From Within: Lupulella Howl, 2022
Ceramic, photograph, brass peephole
Wendt's From Within ceramic series, is based on Egyptian canopic jars and Stanhope viewers. Inspired by the isolation of the recent pandemic, each of the fourteen jars all contain a group portrait of the other 13 jars, the idea being that we carry those whom we are connected to inside of us. Like Walt Whitman’s “I contain multitudes,” this project incorporates the idea of inherited memory which has been the foundation of several recent projects of hers. Here, the internal images can only be seen when you lift the head or lid and let the light in.

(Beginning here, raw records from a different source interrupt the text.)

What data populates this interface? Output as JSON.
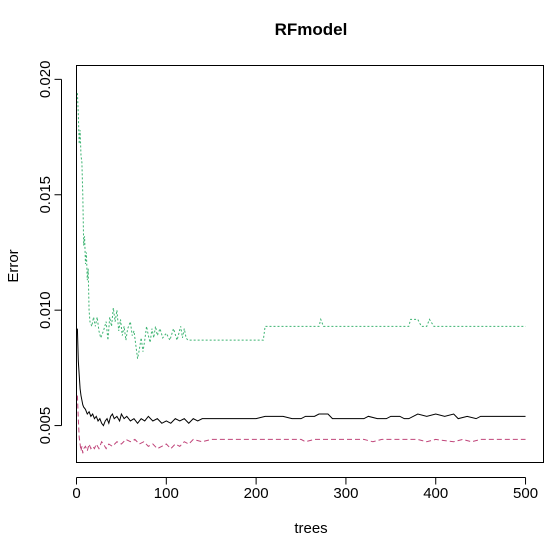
{
  "chart_data": {
    "type": "line",
    "title": "RFmodel",
    "xlabel": "trees",
    "ylabel": "Error",
    "xlim": [
      0,
      520
    ],
    "ylim": [
      0.0034,
      0.0206
    ],
    "xticks": [
      0,
      100,
      200,
      300,
      400,
      500
    ],
    "yticks": [
      0.005,
      0.01,
      0.015,
      0.02
    ],
    "ytick_labels": [
      "0.005",
      "0.010",
      "0.015",
      "0.020"
    ],
    "grid": false,
    "legend": "none",
    "series": [
      {
        "color": "#000000",
        "dash": "solid",
        "points": [
          [
            1,
            0.0092
          ],
          [
            2,
            0.0078
          ],
          [
            3,
            0.0072
          ],
          [
            4,
            0.0066
          ],
          [
            5,
            0.0063
          ],
          [
            6,
            0.0061
          ],
          [
            7,
            0.0059
          ],
          [
            8,
            0.0058
          ],
          [
            10,
            0.0057
          ],
          [
            12,
            0.0055
          ],
          [
            14,
            0.0056
          ],
          [
            16,
            0.0054
          ],
          [
            18,
            0.0055
          ],
          [
            20,
            0.0053
          ],
          [
            22,
            0.0054
          ],
          [
            24,
            0.0052
          ],
          [
            26,
            0.0053
          ],
          [
            28,
            0.0051
          ],
          [
            30,
            0.005
          ],
          [
            32,
            0.0052
          ],
          [
            34,
            0.0053
          ],
          [
            36,
            0.0051
          ],
          [
            38,
            0.0054
          ],
          [
            40,
            0.0055
          ],
          [
            42,
            0.0053
          ],
          [
            45,
            0.0054
          ],
          [
            48,
            0.0052
          ],
          [
            50,
            0.0055
          ],
          [
            53,
            0.0053
          ],
          [
            56,
            0.0054
          ],
          [
            60,
            0.0052
          ],
          [
            64,
            0.0053
          ],
          [
            68,
            0.0051
          ],
          [
            72,
            0.0053
          ],
          [
            76,
            0.0052
          ],
          [
            80,
            0.0054
          ],
          [
            85,
            0.0052
          ],
          [
            90,
            0.0053
          ],
          [
            95,
            0.0051
          ],
          [
            100,
            0.0052
          ],
          [
            105,
            0.0051
          ],
          [
            110,
            0.0053
          ],
          [
            115,
            0.0052
          ],
          [
            120,
            0.0053
          ],
          [
            125,
            0.0051
          ],
          [
            130,
            0.0053
          ],
          [
            135,
            0.0052
          ],
          [
            140,
            0.0053
          ],
          [
            150,
            0.0053
          ],
          [
            160,
            0.0053
          ],
          [
            170,
            0.0053
          ],
          [
            180,
            0.0053
          ],
          [
            190,
            0.0053
          ],
          [
            200,
            0.0053
          ],
          [
            210,
            0.0054
          ],
          [
            230,
            0.0054
          ],
          [
            240,
            0.0053
          ],
          [
            250,
            0.0053
          ],
          [
            255,
            0.0054
          ],
          [
            265,
            0.0054
          ],
          [
            270,
            0.0055
          ],
          [
            280,
            0.0055
          ],
          [
            285,
            0.0053
          ],
          [
            310,
            0.0053
          ],
          [
            320,
            0.0053
          ],
          [
            325,
            0.0054
          ],
          [
            335,
            0.0053
          ],
          [
            345,
            0.0053
          ],
          [
            350,
            0.0054
          ],
          [
            360,
            0.0054
          ],
          [
            365,
            0.0053
          ],
          [
            370,
            0.0053
          ],
          [
            380,
            0.0055
          ],
          [
            390,
            0.0054
          ],
          [
            400,
            0.0055
          ],
          [
            410,
            0.0054
          ],
          [
            420,
            0.0055
          ],
          [
            425,
            0.0053
          ],
          [
            435,
            0.0054
          ],
          [
            445,
            0.0053
          ],
          [
            450,
            0.0054
          ],
          [
            470,
            0.0054
          ],
          [
            500,
            0.0054
          ]
        ]
      },
      {
        "color": "#c0457a",
        "dash": "5,3",
        "points": [
          [
            1,
            0.0063
          ],
          [
            2,
            0.0053
          ],
          [
            3,
            0.0045
          ],
          [
            4,
            0.0042
          ],
          [
            5,
            0.0039
          ],
          [
            6,
            0.0041
          ],
          [
            7,
            0.0038
          ],
          [
            8,
            0.004
          ],
          [
            10,
            0.0041
          ],
          [
            12,
            0.0039
          ],
          [
            14,
            0.0042
          ],
          [
            16,
            0.004
          ],
          [
            18,
            0.0041
          ],
          [
            20,
            0.004
          ],
          [
            22,
            0.0042
          ],
          [
            25,
            0.004
          ],
          [
            28,
            0.0043
          ],
          [
            30,
            0.0042
          ],
          [
            33,
            0.004
          ],
          [
            36,
            0.0042
          ],
          [
            40,
            0.0041
          ],
          [
            45,
            0.0043
          ],
          [
            50,
            0.0042
          ],
          [
            55,
            0.0044
          ],
          [
            60,
            0.0043
          ],
          [
            65,
            0.0044
          ],
          [
            70,
            0.0042
          ],
          [
            75,
            0.0043
          ],
          [
            80,
            0.0041
          ],
          [
            85,
            0.0042
          ],
          [
            90,
            0.004
          ],
          [
            95,
            0.0041
          ],
          [
            100,
            0.0042
          ],
          [
            105,
            0.004
          ],
          [
            110,
            0.0042
          ],
          [
            115,
            0.0041
          ],
          [
            120,
            0.0043
          ],
          [
            125,
            0.0042
          ],
          [
            130,
            0.0044
          ],
          [
            140,
            0.0043
          ],
          [
            150,
            0.0044
          ],
          [
            200,
            0.0044
          ],
          [
            250,
            0.0044
          ],
          [
            255,
            0.0043
          ],
          [
            265,
            0.0044
          ],
          [
            300,
            0.0044
          ],
          [
            320,
            0.0044
          ],
          [
            330,
            0.0043
          ],
          [
            340,
            0.0044
          ],
          [
            380,
            0.0044
          ],
          [
            390,
            0.0043
          ],
          [
            400,
            0.0044
          ],
          [
            420,
            0.0043
          ],
          [
            430,
            0.0044
          ],
          [
            440,
            0.0043
          ],
          [
            450,
            0.0044
          ],
          [
            500,
            0.0044
          ]
        ]
      },
      {
        "color": "#3cb371",
        "dash": "2,2",
        "points": [
          [
            1,
            0.0194
          ],
          [
            2,
            0.0185
          ],
          [
            3,
            0.0172
          ],
          [
            4,
            0.0178
          ],
          [
            5,
            0.0167
          ],
          [
            6,
            0.0164
          ],
          [
            7,
            0.015
          ],
          [
            8,
            0.0128
          ],
          [
            9,
            0.0132
          ],
          [
            10,
            0.012
          ],
          [
            11,
            0.0125
          ],
          [
            12,
            0.0113
          ],
          [
            13,
            0.0118
          ],
          [
            14,
            0.01
          ],
          [
            15,
            0.0095
          ],
          [
            17,
            0.0093
          ],
          [
            19,
            0.0097
          ],
          [
            21,
            0.0093
          ],
          [
            23,
            0.0097
          ],
          [
            25,
            0.0091
          ],
          [
            27,
            0.0088
          ],
          [
            30,
            0.0091
          ],
          [
            33,
            0.0095
          ],
          [
            35,
            0.0087
          ],
          [
            37,
            0.0097
          ],
          [
            39,
            0.0093
          ],
          [
            41,
            0.0101
          ],
          [
            43,
            0.0095
          ],
          [
            45,
            0.01
          ],
          [
            47,
            0.0091
          ],
          [
            49,
            0.0096
          ],
          [
            51,
            0.0089
          ],
          [
            53,
            0.0093
          ],
          [
            55,
            0.0087
          ],
          [
            57,
            0.0092
          ],
          [
            60,
            0.0095
          ],
          [
            62,
            0.0089
          ],
          [
            64,
            0.0091
          ],
          [
            66,
            0.0085
          ],
          [
            68,
            0.0079
          ],
          [
            70,
            0.0083
          ],
          [
            72,
            0.0088
          ],
          [
            74,
            0.0082
          ],
          [
            76,
            0.0087
          ],
          [
            78,
            0.0093
          ],
          [
            80,
            0.0089
          ],
          [
            82,
            0.0086
          ],
          [
            84,
            0.0092
          ],
          [
            86,
            0.0088
          ],
          [
            88,
            0.0093
          ],
          [
            90,
            0.0089
          ],
          [
            93,
            0.0092
          ],
          [
            96,
            0.0088
          ],
          [
            100,
            0.009
          ],
          [
            104,
            0.0087
          ],
          [
            108,
            0.0092
          ],
          [
            112,
            0.0087
          ],
          [
            116,
            0.0093
          ],
          [
            118,
            0.0088
          ],
          [
            120,
            0.0092
          ],
          [
            122,
            0.0088
          ],
          [
            124,
            0.0087
          ],
          [
            200,
            0.0087
          ],
          [
            208,
            0.0087
          ],
          [
            210,
            0.0093
          ],
          [
            270,
            0.0093
          ],
          [
            272,
            0.0096
          ],
          [
            275,
            0.0093
          ],
          [
            370,
            0.0093
          ],
          [
            372,
            0.0096
          ],
          [
            380,
            0.0096
          ],
          [
            384,
            0.0093
          ],
          [
            390,
            0.0093
          ],
          [
            393,
            0.0096
          ],
          [
            398,
            0.0093
          ],
          [
            500,
            0.0093
          ]
        ]
      }
    ]
  }
}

ALYSSA TAYLOR WENDT is a multidisciplinary artist, filmmaker and curator working in Austin and Detroit. Her recent projects reference ritual, inherited memory, hidden strata of history, and the death cycle of architecture using video, sculpture, photography, and performance. Earning her MFA from Bard, she has shown internationally since 2004: the FRONT Triennial, Ohio (2022), Women and Their Work, Austin (2015); Co-Lab Projects, Austin (2012, 2010); Vox Populi, Philadelphia (2011); TSA, Los Angeles (2018); Third Man Records, Detroit (2016); New Museum, NY (2011); Miami Art Basel (2008); Museum of Art and Design, NY (2013), Deitch Projects, NY (2005) and Fusebox Festival, Austin (2012). She is a recipient of several awards, including Official Winner of the International Istanbul Film Festival Award for H A I N T and TMI at Sigues du Nuit festival in Paris. She is currently completing a second master’s degree in Museum Studies from Harvard and plans to open a museum of cultural artifacts in Detroit.